Oggi l'emotività ha avuto proprio il sopravvento. Ci siamo pure concessi un pranzo all'Hotel Protea, l'oasi superlusso di Chipata. Il richiamo di casa inizia a farsi forte. Il cibo tuttavia non era granché, tanto per sottolineare che casa è ancora lontana. 
Abbiamo preso contatto con un tizia americana presente ad un congresso sull'acqua che si stava svolgendo nella sala riunioni - lo stesso che tiene occupato Bridge anche domani. Chissà che ne esca una qualche collaborazione vantaggiosa. 
Ci focalizziamo su questa ipotesi per non sentirci troppo in colpa per esserci regalati una pausa "sfarzosa" lontani dai villaggi e dalla vita spartana delle missioni. 

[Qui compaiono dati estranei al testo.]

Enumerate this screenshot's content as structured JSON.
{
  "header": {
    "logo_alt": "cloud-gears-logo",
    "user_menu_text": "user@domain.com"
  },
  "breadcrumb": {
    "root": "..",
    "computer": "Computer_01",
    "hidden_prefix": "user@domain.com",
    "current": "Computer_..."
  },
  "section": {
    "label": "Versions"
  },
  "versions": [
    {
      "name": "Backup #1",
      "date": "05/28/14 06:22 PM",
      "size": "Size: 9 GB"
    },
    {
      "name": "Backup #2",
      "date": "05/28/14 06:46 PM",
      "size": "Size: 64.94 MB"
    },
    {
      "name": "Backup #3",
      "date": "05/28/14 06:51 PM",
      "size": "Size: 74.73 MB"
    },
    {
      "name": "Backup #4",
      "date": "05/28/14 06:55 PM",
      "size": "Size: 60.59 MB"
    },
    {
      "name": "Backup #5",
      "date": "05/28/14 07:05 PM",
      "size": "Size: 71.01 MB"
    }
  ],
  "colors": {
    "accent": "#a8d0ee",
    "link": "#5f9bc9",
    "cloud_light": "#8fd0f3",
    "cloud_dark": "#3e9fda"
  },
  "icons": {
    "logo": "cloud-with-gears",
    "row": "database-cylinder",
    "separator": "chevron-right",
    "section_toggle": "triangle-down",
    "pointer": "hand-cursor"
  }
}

Osservo questo desiderio di evasione, che oggi tutti sentivamo forte e abbiamo voluto esaudire. Credo possa fare il paio con un po' di umana e inconfessabile voglia di prendere le distanze dalle contraddizioni di questa intensa esperienza. Il malumore di questi giorni ci ha messo davvero alla prova. 

Un altro indizio della nostra ambivalenza, o almeno della mia, è quanto io ho provato - ma potrei scommetterci, non solo io - verso l'invadenza dei bimbi e delle donne nel villaggio in cui ci trovavamo oggi. Mi è capitato di non sentirmi rispettata. Questo avviene perché mi trovo in uno spazio di disagio, lo so. L'impossibilità di comunicare a parole e i recenti "torti" che mi/ci hanno feriti e disillusi sulla buonafede dei queste persone. Ci hanno svelati scontrosi, rabbiosi, persino presuntuosi verso la diversità, l'assenza di regole e codici comuni. La stessa diversità che in altri istanti ci ha invece stregati, affascinati, addirittura commossi. 

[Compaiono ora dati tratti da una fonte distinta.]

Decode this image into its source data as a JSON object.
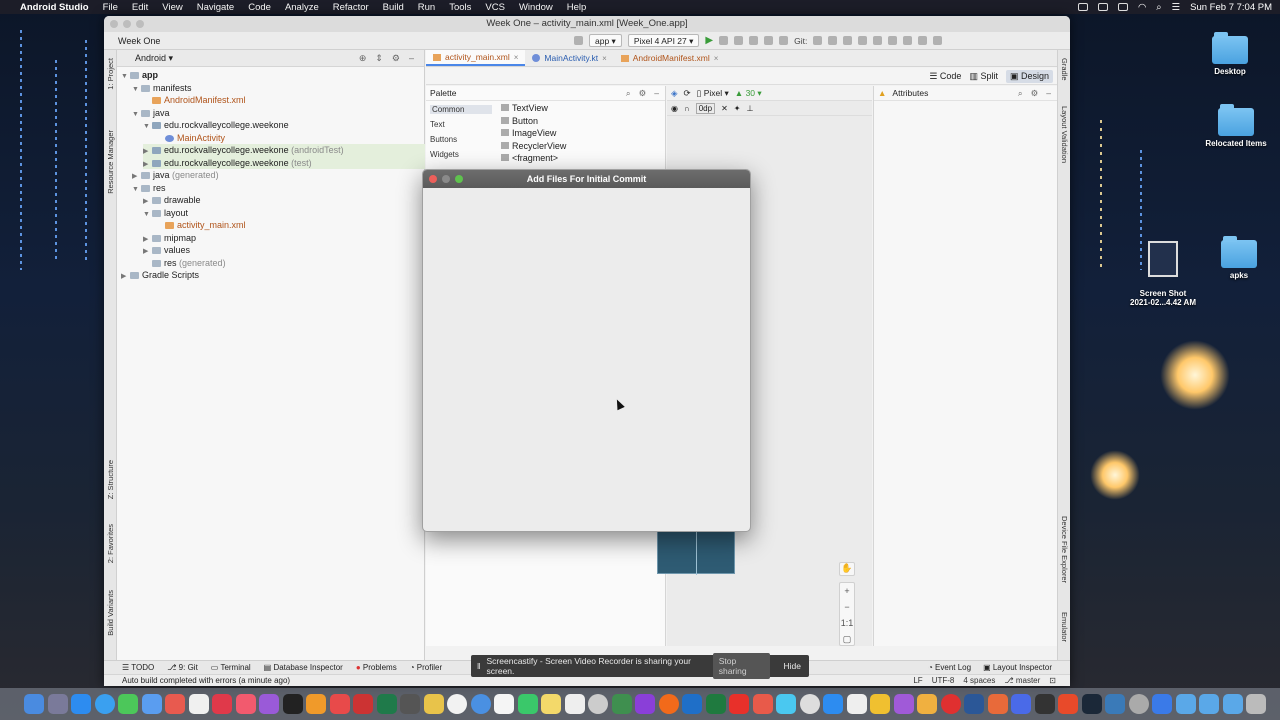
{
  "menubar": {
    "app": "Android Studio",
    "items": [
      "File",
      "Edit",
      "View",
      "Navigate",
      "Code",
      "Analyze",
      "Refactor",
      "Build",
      "Run",
      "Tools",
      "VCS",
      "Window",
      "Help"
    ],
    "clock": "Sun Feb 7  7:04 PM"
  },
  "window": {
    "title": "Week One – activity_main.xml [Week_One.app]",
    "project_name": "Week One"
  },
  "toolbar": {
    "config": "app",
    "device": "Pixel 4 API 27",
    "git_label": "Git:"
  },
  "project_panel": {
    "view_mode": "Android",
    "tree": [
      {
        "label": "app",
        "suffix": ""
      },
      {
        "label": "manifests",
        "suffix": ""
      },
      {
        "label": "AndroidManifest.xml",
        "suffix": ""
      },
      {
        "label": "java",
        "suffix": ""
      },
      {
        "label": "edu.rockvalleycollege.weekone",
        "suffix": ""
      },
      {
        "label": "MainActivity",
        "suffix": ""
      },
      {
        "label": "edu.rockvalleycollege.weekone",
        "suffix": "(androidTest)"
      },
      {
        "label": "edu.rockvalleycollege.weekone",
        "suffix": "(test)"
      },
      {
        "label": "java",
        "suffix": "(generated)"
      },
      {
        "label": "res",
        "suffix": ""
      },
      {
        "label": "drawable",
        "suffix": ""
      },
      {
        "label": "layout",
        "suffix": ""
      },
      {
        "label": "activity_main.xml",
        "suffix": ""
      },
      {
        "label": "mipmap",
        "suffix": ""
      },
      {
        "label": "values",
        "suffix": ""
      },
      {
        "label": "res",
        "suffix": "(generated)"
      },
      {
        "label": "Gradle Scripts",
        "suffix": ""
      }
    ]
  },
  "side_tabs": {
    "left": [
      "1: Project",
      "Resource Manager",
      "Z: Structure",
      "2: Favorites",
      "Build Variants"
    ],
    "right": [
      "Gradle",
      "Layout Validation",
      "Device File Explorer",
      "Emulator"
    ]
  },
  "editor_tabs": [
    {
      "label": "activity_main.xml"
    },
    {
      "label": "MainActivity.kt"
    },
    {
      "label": "AndroidManifest.xml"
    }
  ],
  "view_modes": [
    "Code",
    "Split",
    "Design"
  ],
  "palette": {
    "title": "Palette",
    "categories": [
      "Common",
      "Text",
      "Buttons",
      "Widgets"
    ],
    "items": [
      "TextView",
      "Button",
      "ImageView",
      "RecyclerView",
      "<fragment>"
    ]
  },
  "design_toolbar": {
    "device": "Pixel",
    "api": "30",
    "margin": "0dp"
  },
  "attributes_title": "Attributes",
  "zoom_controls": {
    "ratio": "1:1"
  },
  "dialog": {
    "title": "Add Files For Initial Commit"
  },
  "tool_windows": [
    "TODO",
    "9: Git",
    "Terminal",
    "Database Inspector",
    "Problems",
    "Profiler"
  ],
  "tool_windows_right": [
    "Event Log",
    "Layout Inspector"
  ],
  "status": {
    "message": "Auto build completed with errors (a minute ago)",
    "line_sep": "LF",
    "encoding": "UTF-8",
    "indent": "4 spaces",
    "branch": "master"
  },
  "banner": {
    "text": "Screencastify - Screen Video Recorder is sharing your screen.",
    "stop": "Stop sharing",
    "hide": "Hide"
  },
  "desktop_icons": [
    {
      "label": "Desktop"
    },
    {
      "label": "Relocated Items"
    },
    {
      "label": "Screen Shot\n2021-02...4.42 AM"
    },
    {
      "label": "apks"
    }
  ]
}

Che ingenuità è stata considerare solo il "bello", il "puro", nell'osservare tanta umanità! E' come guardare la luce senza considerare che l'ombra è inevitabilmente al suo fianco.

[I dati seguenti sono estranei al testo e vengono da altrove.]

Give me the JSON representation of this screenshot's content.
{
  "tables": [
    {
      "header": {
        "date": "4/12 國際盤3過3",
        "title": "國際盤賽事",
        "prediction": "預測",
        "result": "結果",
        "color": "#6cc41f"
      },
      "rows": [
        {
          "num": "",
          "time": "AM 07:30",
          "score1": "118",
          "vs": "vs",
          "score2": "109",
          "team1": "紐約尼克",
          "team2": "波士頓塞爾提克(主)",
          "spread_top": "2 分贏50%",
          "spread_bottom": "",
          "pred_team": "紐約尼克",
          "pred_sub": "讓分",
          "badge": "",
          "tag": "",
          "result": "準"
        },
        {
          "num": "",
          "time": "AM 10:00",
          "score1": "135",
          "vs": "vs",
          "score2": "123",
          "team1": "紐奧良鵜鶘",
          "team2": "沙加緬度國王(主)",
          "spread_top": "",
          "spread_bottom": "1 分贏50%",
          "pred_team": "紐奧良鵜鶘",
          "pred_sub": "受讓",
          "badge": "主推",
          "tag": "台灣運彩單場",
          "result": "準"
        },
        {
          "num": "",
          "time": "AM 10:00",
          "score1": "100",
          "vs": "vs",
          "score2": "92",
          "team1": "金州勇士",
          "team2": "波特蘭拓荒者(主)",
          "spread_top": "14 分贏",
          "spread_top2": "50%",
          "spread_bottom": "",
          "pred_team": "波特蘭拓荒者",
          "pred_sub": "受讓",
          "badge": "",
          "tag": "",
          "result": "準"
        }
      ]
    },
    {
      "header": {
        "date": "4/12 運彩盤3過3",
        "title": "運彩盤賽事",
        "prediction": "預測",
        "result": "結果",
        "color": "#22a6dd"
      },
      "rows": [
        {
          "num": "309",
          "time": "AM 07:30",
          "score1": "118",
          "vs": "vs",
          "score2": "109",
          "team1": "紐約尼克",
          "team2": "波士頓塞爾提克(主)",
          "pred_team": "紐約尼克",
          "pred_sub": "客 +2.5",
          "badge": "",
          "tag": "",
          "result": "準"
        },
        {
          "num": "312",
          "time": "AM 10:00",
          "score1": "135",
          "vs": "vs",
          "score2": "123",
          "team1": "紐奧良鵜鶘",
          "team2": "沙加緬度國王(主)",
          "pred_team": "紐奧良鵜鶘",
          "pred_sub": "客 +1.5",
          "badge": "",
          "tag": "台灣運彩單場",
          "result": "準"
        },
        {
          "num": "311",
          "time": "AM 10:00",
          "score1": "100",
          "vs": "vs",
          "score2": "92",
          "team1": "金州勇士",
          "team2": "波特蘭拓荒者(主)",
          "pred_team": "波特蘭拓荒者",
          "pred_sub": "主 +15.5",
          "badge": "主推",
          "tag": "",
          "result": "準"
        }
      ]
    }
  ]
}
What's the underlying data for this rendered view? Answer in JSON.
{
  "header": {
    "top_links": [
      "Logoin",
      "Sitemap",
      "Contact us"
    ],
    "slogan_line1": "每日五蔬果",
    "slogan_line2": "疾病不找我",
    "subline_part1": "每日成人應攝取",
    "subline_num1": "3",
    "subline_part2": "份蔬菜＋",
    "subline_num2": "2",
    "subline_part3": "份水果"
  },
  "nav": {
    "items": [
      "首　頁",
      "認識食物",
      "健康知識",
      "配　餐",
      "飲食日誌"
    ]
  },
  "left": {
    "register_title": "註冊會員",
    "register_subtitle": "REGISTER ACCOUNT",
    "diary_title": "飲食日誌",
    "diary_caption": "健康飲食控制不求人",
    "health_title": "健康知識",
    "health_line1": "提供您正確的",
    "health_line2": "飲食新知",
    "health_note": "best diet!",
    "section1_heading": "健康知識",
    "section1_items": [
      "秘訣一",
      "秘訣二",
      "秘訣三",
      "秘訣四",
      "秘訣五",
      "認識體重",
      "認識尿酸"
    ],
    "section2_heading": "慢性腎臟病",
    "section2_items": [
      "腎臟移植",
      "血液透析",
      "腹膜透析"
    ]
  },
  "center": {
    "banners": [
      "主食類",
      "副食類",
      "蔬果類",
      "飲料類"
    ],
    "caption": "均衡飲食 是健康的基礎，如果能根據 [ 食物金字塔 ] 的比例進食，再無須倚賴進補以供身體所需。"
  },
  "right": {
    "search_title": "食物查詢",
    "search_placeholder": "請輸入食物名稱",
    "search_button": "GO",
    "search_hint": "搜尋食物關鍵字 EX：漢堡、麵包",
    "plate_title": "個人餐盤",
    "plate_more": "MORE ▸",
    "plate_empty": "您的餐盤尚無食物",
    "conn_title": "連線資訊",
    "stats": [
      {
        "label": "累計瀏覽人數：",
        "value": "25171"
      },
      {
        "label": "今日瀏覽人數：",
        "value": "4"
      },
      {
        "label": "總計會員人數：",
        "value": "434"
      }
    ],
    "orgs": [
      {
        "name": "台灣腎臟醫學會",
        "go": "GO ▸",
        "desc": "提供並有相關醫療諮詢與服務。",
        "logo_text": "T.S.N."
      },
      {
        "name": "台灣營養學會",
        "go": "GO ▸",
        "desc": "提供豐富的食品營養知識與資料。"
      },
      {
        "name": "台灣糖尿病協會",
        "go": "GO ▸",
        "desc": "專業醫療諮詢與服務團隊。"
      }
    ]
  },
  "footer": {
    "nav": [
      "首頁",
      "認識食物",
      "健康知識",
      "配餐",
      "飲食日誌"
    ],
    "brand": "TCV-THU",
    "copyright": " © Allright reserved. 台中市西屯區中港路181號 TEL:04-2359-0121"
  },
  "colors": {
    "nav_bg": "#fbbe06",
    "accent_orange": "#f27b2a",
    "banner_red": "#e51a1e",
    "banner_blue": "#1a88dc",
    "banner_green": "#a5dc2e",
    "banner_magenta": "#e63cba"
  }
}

Io mi sto osservando mentre provo tutto questo, provo onestamente a portare la mia esperienza nei ricordi di queste giornate. Credo di non essere stata l'unica, ho sentito anche negli altri miei compagni di avventure questo cambiamento, piccolo grande disagio. L'umore, lo sguardo, il nostro stato d'animo non è rimasto sempre limpido in questi giorni. Siamo umani. Tutti noi.


Un episodio in particolare, avvenuto oggi pomeriggio, mi ha fatto provare un dispiacere più intenso.
La jeep era parcheggiata all'ombra nei pressi dello scavo. I bimbi che circondavano il mezzo hanno, pian piano, sempre più sfacciatamente, invaso il "cassone", relegandoci in alto, appollaiati sul ferro al quale ci reggiamo nei viaggi dietro al PickUp. C'erano anche dei bimbi davvero piccoli.
Nonostante i tentativi di far capire ai bimbi di restare indietro, di non ammassarsi in troppi, il numero è cresciuto sempre più velocemente. Nemmeno l'intervento di una donna ha chiarito le nostre intenzioni di evitare quanto è accaduto poco dopo. Tutti i miei compagni di viaggio erano ormai scesi dal mezzo, io resistevo in alto, cercando di tollerare l'agitazione sotto di me.
L'eccitazione e il "bullismo" dei bimbi più grandicelli che volevano farsi largo tra i più piccoli ha provocato un piccolo incidente. La mia reazione nervosa ha sottolineato in maniera eccessiva l'episodio, me ne sono accorta subito. 
Ripetevo con crescente preoccupazione, già da alcuni minuti " Don't fight, stop, please, pay attention" ai bimbi sotto di me, dalla mia postazione sopraelevata, dalla quale seguivo i lavori di scavo non lontani. 
L'unico risultato era sentire i bimbi ripetere i suoni che emettevo, come se le mie non fossero parole ma versi e loro un piccolo coro di pappagallini eccitati dal gioco di affollare la jeep. Quando infine uno dei bimbi più piccoli è stato spintonato da un altro ed è caduto a "tuffo" giù dal cassone ho fatto un balzo improvviso per cercare di raggiungerlo e ho cacciato un urlo "EHI, STOP!!!" con tanta rabbia e spavento che credo di averne fatti cadere un altro paio per la violenza della mia reazione. 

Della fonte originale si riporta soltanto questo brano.